In conversation with Erik Langaker, Chair of the PragmatIC Board

This month we sat down, virtually of course, with Erik Langaker, the new Chair of the PragmatIC Board, to learn more about his background and to understand why he believes PragmatIC’s unique flexible integrated circuits (FlexICs), FlexIC Foundry and FlexLogIC are set to disrupt the semiconductor industry on a global scale.

Erik Langaker is based in Norway but has spent most of his life travelling and working around the world. Erik is a serial entrepreneur within the tech space; he formed his first company aged 21 and since then he has always worked for himself or in companies that he has invested in.

1) How did you become aware of PragmatIC?

Erik: I know one of PragmatIC’s shareholders, Cambridge Innovation Capital (CIC), from my time as Chairman at CMR Surgical (in Cambridge), and I greatly enjoyed working with them. So, when I stepped down from my role in CMR last year and was exploring other interesting companies in the UK tech space, it was natural to look into CIC’s other portfolio companies. The one that really stood out was PragmatIC.

2) Are there any particular features that make a company interesting for you?

Erik: Well, for me it is firstly about the management of the company, being able to see that they have a clear purpose and ability to step up to the plate as the company scales. I look for real values and that it is possible for the whole company to share them. That includes having shareholders that are aligned and understand that “lifting” a company is a real team effort. As non-executive Chairman my role is to help lead the company forward in a united way. During my due diligence I met Scott White (PragmatIC’s CEO) and the other members of the board and management team and it was evident that these qualities exist in PragmatIC.

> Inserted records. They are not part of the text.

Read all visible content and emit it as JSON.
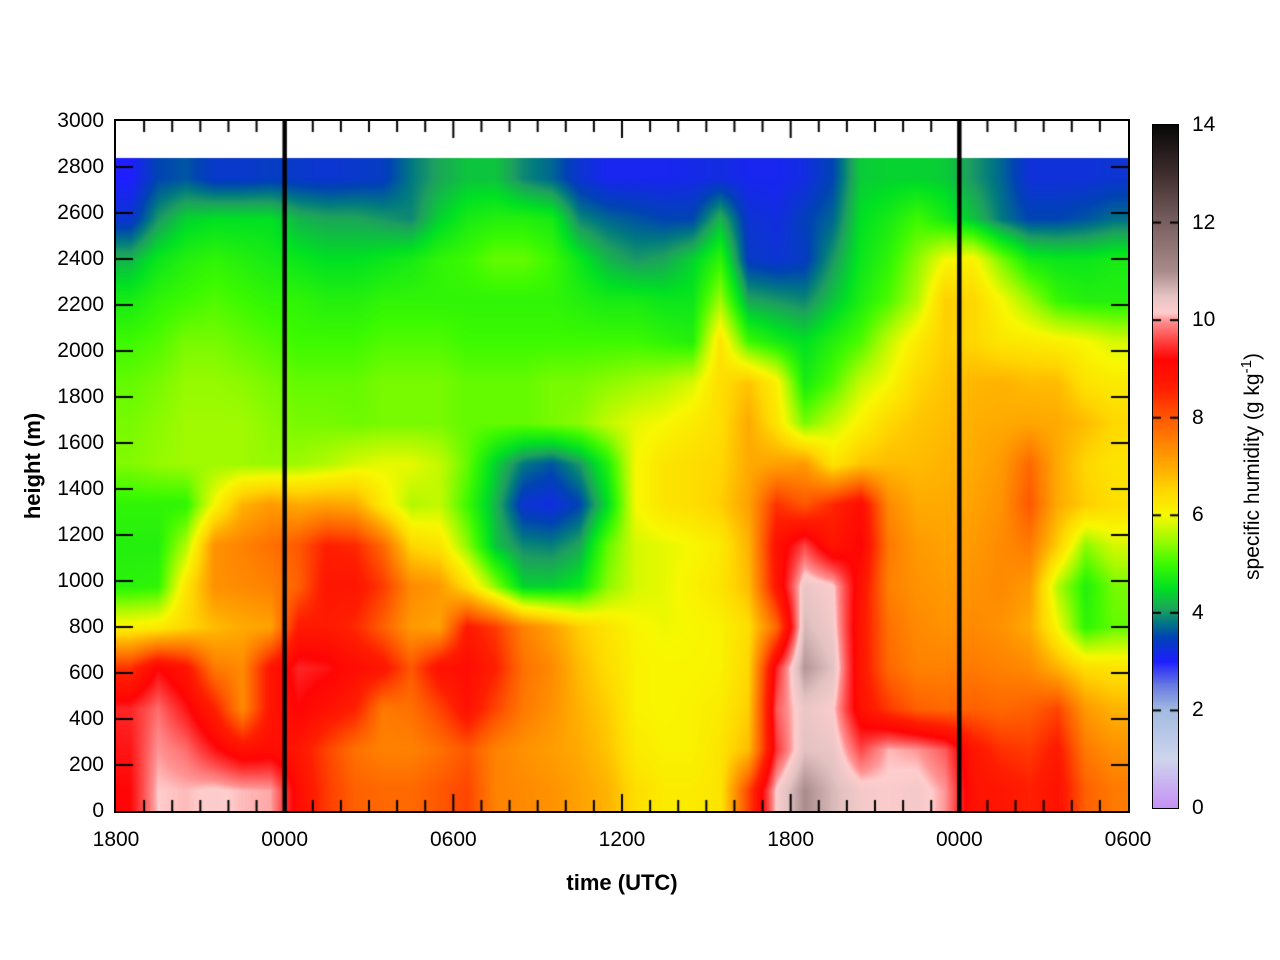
{
  "figure": {
    "background": "#ffffff",
    "border_color": "#000000",
    "vline_color": "#000000"
  },
  "chart_data": {
    "type": "heatmap",
    "title": "",
    "xlabel": "time (UTC)",
    "ylabel": "height (m)",
    "colorbar_label_prefix": "specific humidity (g kg",
    "colorbar_label_sup": "-1",
    "colorbar_label_suffix": ")",
    "x_range_hours": [
      0,
      36
    ],
    "x_major_ticks": [
      {
        "h": 0,
        "label": "1800"
      },
      {
        "h": 6,
        "label": "0000"
      },
      {
        "h": 12,
        "label": "0600"
      },
      {
        "h": 18,
        "label": "1200"
      },
      {
        "h": 24,
        "label": "1800"
      },
      {
        "h": 30,
        "label": "0000"
      },
      {
        "h": 36,
        "label": "0600"
      }
    ],
    "x_minor_tick_every_hours": 1,
    "ylim": [
      0,
      3000
    ],
    "y_ticks": [
      0,
      200,
      400,
      600,
      800,
      1000,
      1200,
      1400,
      1600,
      1800,
      2000,
      2200,
      2400,
      2600,
      2800,
      3000
    ],
    "vlines_hours": [
      6,
      30
    ],
    "data_height_range_m": [
      0,
      2840
    ],
    "grid_rows_order": "top-to-bottom (2840m down to 0m), 16 rows x 36 hourly columns",
    "grid": [
      [
        3.0,
        3.5,
        3.6,
        3.35,
        3.35,
        3.4,
        3.35,
        3.3,
        3.35,
        3.4,
        3.8,
        4.1,
        4.3,
        4.3,
        3.9,
        3.7,
        3.3,
        3.1,
        3.1,
        3.1,
        3.15,
        3.2,
        3.1,
        3.1,
        3.2,
        3.5,
        4.35,
        4.4,
        4.4,
        4.35,
        4.0,
        3.7,
        3.25,
        3.25,
        3.25,
        3.3
      ],
      [
        3.3,
        4.0,
        4.4,
        4.5,
        4.5,
        4.5,
        4.2,
        4.1,
        4.1,
        4.0,
        3.9,
        4.4,
        4.7,
        4.8,
        4.8,
        4.7,
        3.9,
        3.7,
        3.6,
        3.5,
        3.5,
        4.2,
        3.3,
        3.2,
        3.45,
        3.7,
        4.5,
        4.7,
        5.0,
        4.7,
        4.3,
        3.8,
        3.5,
        3.5,
        3.6,
        3.75
      ],
      [
        4.2,
        4.6,
        4.8,
        4.9,
        4.8,
        4.7,
        4.6,
        4.5,
        4.5,
        4.6,
        4.7,
        4.9,
        5.0,
        5.2,
        5.2,
        5.0,
        4.6,
        4.2,
        4.0,
        4.1,
        4.4,
        4.9,
        3.4,
        3.3,
        3.4,
        4.0,
        4.6,
        4.9,
        5.4,
        6.0,
        6.1,
        5.3,
        4.7,
        4.6,
        4.6,
        4.7
      ],
      [
        4.7,
        4.9,
        5.0,
        5.1,
        5.0,
        4.9,
        4.9,
        4.8,
        4.8,
        4.9,
        4.9,
        4.9,
        4.9,
        4.9,
        4.9,
        4.9,
        4.8,
        4.7,
        4.7,
        4.6,
        4.6,
        5.5,
        4.1,
        4.0,
        3.9,
        4.3,
        4.75,
        5.1,
        5.6,
        6.6,
        6.5,
        6.0,
        5.5,
        4.95,
        4.8,
        4.8
      ],
      [
        5.0,
        5.1,
        5.3,
        5.3,
        5.2,
        5.1,
        5.0,
        5.0,
        5.0,
        5.1,
        5.1,
        5.1,
        5.0,
        5.0,
        5.0,
        5.0,
        5.0,
        5.0,
        5.0,
        4.9,
        4.8,
        6.3,
        5.0,
        4.7,
        4.5,
        4.8,
        5.1,
        5.7,
        6.2,
        6.6,
        6.5,
        6.25,
        6.2,
        6.1,
        6.0,
        5.8
      ],
      [
        5.2,
        5.3,
        5.45,
        5.45,
        5.4,
        5.3,
        5.2,
        5.2,
        5.2,
        5.3,
        5.3,
        5.3,
        5.2,
        5.2,
        5.2,
        5.3,
        5.3,
        5.4,
        5.5,
        5.6,
        5.8,
        6.4,
        6.7,
        6.1,
        4.7,
        5.1,
        5.7,
        6.0,
        6.5,
        6.7,
        6.85,
        6.9,
        6.8,
        6.8,
        6.3,
        6.2
      ],
      [
        5.3,
        5.4,
        5.5,
        5.5,
        5.5,
        5.4,
        5.3,
        5.3,
        5.25,
        5.3,
        5.3,
        5.3,
        5.2,
        5.2,
        5.2,
        5.3,
        5.4,
        5.7,
        5.9,
        6.0,
        6.2,
        6.4,
        7.0,
        6.3,
        5.3,
        5.7,
        6.1,
        6.5,
        6.7,
        6.8,
        6.95,
        7.0,
        7.05,
        7.0,
        6.8,
        6.5
      ],
      [
        5.35,
        5.45,
        5.5,
        5.5,
        5.5,
        5.45,
        5.5,
        5.6,
        5.8,
        5.9,
        5.9,
        5.7,
        5.2,
        4.4,
        3.8,
        3.6,
        4.0,
        4.8,
        6.0,
        6.3,
        6.4,
        6.5,
        7.0,
        7.1,
        7.2,
        6.3,
        6.7,
        6.8,
        6.8,
        6.9,
        7.0,
        7.2,
        7.8,
        7.0,
        6.5,
        6.3
      ],
      [
        4.9,
        4.9,
        4.9,
        6.0,
        6.9,
        7.2,
        7.0,
        7.1,
        7.0,
        6.2,
        5.6,
        5.7,
        5.0,
        4.2,
        3.3,
        3.2,
        3.5,
        4.5,
        6.0,
        6.3,
        6.4,
        6.6,
        7.1,
        8.4,
        8.0,
        8.5,
        9.0,
        7.4,
        7.0,
        7.0,
        7.1,
        7.3,
        8.0,
        7.0,
        6.6,
        6.4
      ],
      [
        4.8,
        4.8,
        5.6,
        7.3,
        7.5,
        7.7,
        8.0,
        8.6,
        8.5,
        7.8,
        6.5,
        6.3,
        5.4,
        4.3,
        3.9,
        3.85,
        4.1,
        5.2,
        5.8,
        5.9,
        6.0,
        6.2,
        6.9,
        8.9,
        9.6,
        8.8,
        9.2,
        7.6,
        7.2,
        7.1,
        7.2,
        7.4,
        7.6,
        6.6,
        5.4,
        5.8
      ],
      [
        4.85,
        4.9,
        6.3,
        7.3,
        7.4,
        7.5,
        7.9,
        8.8,
        8.8,
        8.3,
        7.4,
        7.2,
        6.4,
        5.4,
        4.4,
        4.4,
        4.6,
        5.4,
        5.8,
        5.9,
        6.1,
        6.3,
        6.8,
        8.8,
        10.4,
        10.2,
        8.9,
        7.5,
        7.3,
        7.2,
        7.3,
        7.4,
        7.2,
        5.6,
        4.8,
        5.3
      ],
      [
        6.1,
        6.2,
        6.5,
        6.8,
        7.0,
        7.1,
        8.7,
        8.7,
        8.5,
        7.9,
        7.2,
        7.1,
        8.7,
        8.3,
        7.5,
        7.1,
        6.6,
        6.3,
        6.05,
        5.95,
        6.0,
        6.1,
        6.4,
        7.8,
        10.6,
        10.3,
        8.8,
        7.7,
        7.4,
        7.3,
        7.4,
        7.3,
        7.0,
        6.0,
        4.9,
        5.2
      ],
      [
        8.4,
        9.2,
        8.8,
        7.6,
        7.4,
        8.8,
        9.4,
        9.3,
        9.0,
        8.8,
        8.0,
        8.9,
        9.0,
        8.6,
        7.7,
        7.4,
        6.8,
        6.4,
        6.1,
        6.05,
        6.05,
        6.1,
        6.5,
        9.4,
        10.9,
        10.5,
        8.8,
        7.8,
        7.5,
        7.5,
        7.6,
        7.5,
        7.4,
        6.9,
        6.4,
        6.3
      ],
      [
        9.4,
        9.8,
        9.3,
        8.6,
        7.4,
        8.8,
        9.2,
        8.9,
        8.6,
        7.6,
        7.7,
        8.2,
        8.9,
        8.2,
        7.6,
        7.3,
        6.9,
        6.6,
        6.1,
        6.05,
        6.1,
        6.2,
        6.6,
        9.7,
        10.4,
        10.2,
        8.9,
        8.3,
        7.9,
        7.8,
        7.9,
        7.8,
        7.9,
        8.2,
        7.2,
        6.9
      ],
      [
        9.3,
        10.0,
        9.8,
        9.3,
        8.9,
        9.0,
        8.8,
        8.2,
        7.7,
        7.5,
        7.5,
        7.7,
        8.0,
        7.5,
        7.3,
        7.15,
        7.0,
        6.7,
        6.2,
        6.1,
        6.1,
        6.3,
        6.8,
        9.5,
        10.5,
        10.4,
        9.6,
        10.1,
        10.0,
        9.7,
        8.8,
        8.4,
        8.3,
        8.7,
        7.6,
        7.3
      ],
      [
        9.2,
        10.15,
        10.1,
        10.2,
        10.1,
        10.05,
        9.0,
        8.3,
        7.9,
        7.8,
        7.8,
        8.0,
        8.2,
        7.5,
        7.4,
        7.3,
        7.1,
        6.9,
        6.4,
        6.2,
        6.2,
        6.3,
        8.2,
        10.2,
        11.0,
        10.6,
        10.3,
        10.2,
        10.3,
        10.0,
        8.9,
        8.8,
        8.6,
        8.9,
        7.9,
        7.6
      ]
    ],
    "colorbar": {
      "min": 0,
      "max": 14,
      "ticks": [
        0,
        2,
        4,
        6,
        8,
        10,
        12,
        14
      ]
    },
    "palette_stops": [
      [
        0,
        "#c692f5"
      ],
      [
        1,
        "#ced5ed"
      ],
      [
        2,
        "#a3bbe0"
      ],
      [
        2.5,
        "#697ae2"
      ],
      [
        3,
        "#1e1eff"
      ],
      [
        3.5,
        "#0044b4"
      ],
      [
        3.8,
        "#007882"
      ],
      [
        4.05,
        "#1ea05f"
      ],
      [
        4.5,
        "#00e123"
      ],
      [
        5,
        "#3cfa00"
      ],
      [
        5.5,
        "#a0fa00"
      ],
      [
        6,
        "#f8f800"
      ],
      [
        6.5,
        "#ffd800"
      ],
      [
        7,
        "#ffaa00"
      ],
      [
        7.5,
        "#ff8200"
      ],
      [
        8,
        "#ff5800"
      ],
      [
        8.6,
        "#ff1e00"
      ],
      [
        9.2,
        "#ff0505"
      ],
      [
        9.6,
        "#ff4646"
      ],
      [
        10,
        "#ff9494"
      ],
      [
        10.15,
        "#ffcdcd"
      ],
      [
        10.5,
        "#e4c3c3"
      ],
      [
        11,
        "#aa8c8c"
      ],
      [
        12,
        "#7a6060"
      ],
      [
        13,
        "#402e2e"
      ],
      [
        14,
        "#080808"
      ]
    ]
  }
}
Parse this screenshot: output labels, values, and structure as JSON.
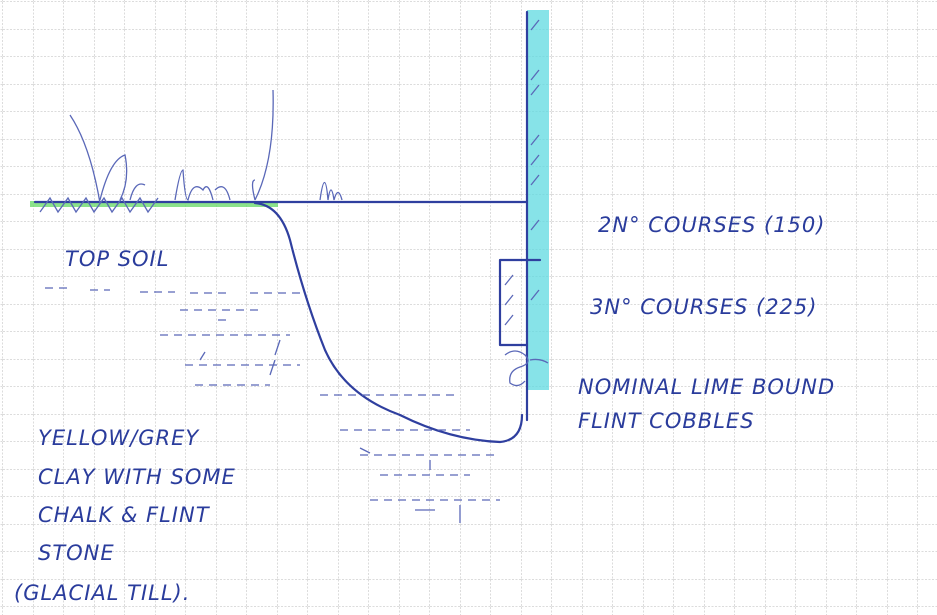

It is also about what I can offer a company, what experience and skills I can bring. I have been Chairman of another company called Kezzler for nearly eight years. Kezzler are currently a global leader in supply chain tracking software within the FMCG (fast-moving consumer goods) market. Currently we have deployed close to 15 billion products serialised with our code systems. They are in use in all parts of the world. Like with PragmatIC this is heavily patented technology. I am also Chairman in Camo Analytics, a leader in multivariable analytics, supporting manufacturing companies in optimising production yields and performance. It was clear from my work with both these companies that there is an opportunity for making many more items smart and linking them using software, adding traceability and transparency to cost-sensitive items we use every day. I hope my experience means that I can offer PragmatIC better understanding of how we are to target key markets with a well-positioned product/solution. One could argue that there are complementary features between the companies that can be explored to mutual benefit.

Finally, I need to be able to see that there is a long-term big vision, something that is disruptive on a really interesting scale, which I see in PragmatIC.

3) What are you looking to achieve in PragmatIC?

Erik: Firstly, I hope to be able to bring a fresh outside view of the company, to open up some lively discussions about how to make it easier for customers, employees and other stakeholders to understand what PragmatIC offers and where we are planning to go in the future. We need at all times to focus on a clear narrative. One output of this is being able to attract more brilliant people to the organisation, who want to work on a technology that gives them the opportunity to design something truly innovative, that will transform how we live.

Second, the vision of a trillion smart objects within a decade is a great ambition, for which there are many drivers, for example the United Nations’ Sustainability Goals, that call for a much more circular economy. This requires close co-operation with suppliers, customers and partners, and significant investment to build multiple, distributed FlexLogIC lines around the world, close to their point of use and hence improving flexibility and responsiveness to demand for FlexICs just in time. I hope to play my part in making that happen.

Finally, I see FlexIC Foundry as being a game changer, a disrupter on a global scale. Traditional silicon foundries are now very heavily concentrated in certain countries and making a chip with them takes many man years of effort and a lot of money. This has led to some amazing advances in super computing and massive scale AI, but not everything in the world needs that amazing computing power. I see many applications that require what PragmatIC can bring – flexible low cost integrated circuits that can be custom designed and manufactured in a matter of weeks, then produced in high volume, with much lower upfront costs, right next to where they will be embedded. I have been amazed already at the range of customers that we are talking to, with ideas that simply weren’t possible with silicon technology. I am very excited to begin this new journey with PragmatIC and see what else we can invent together.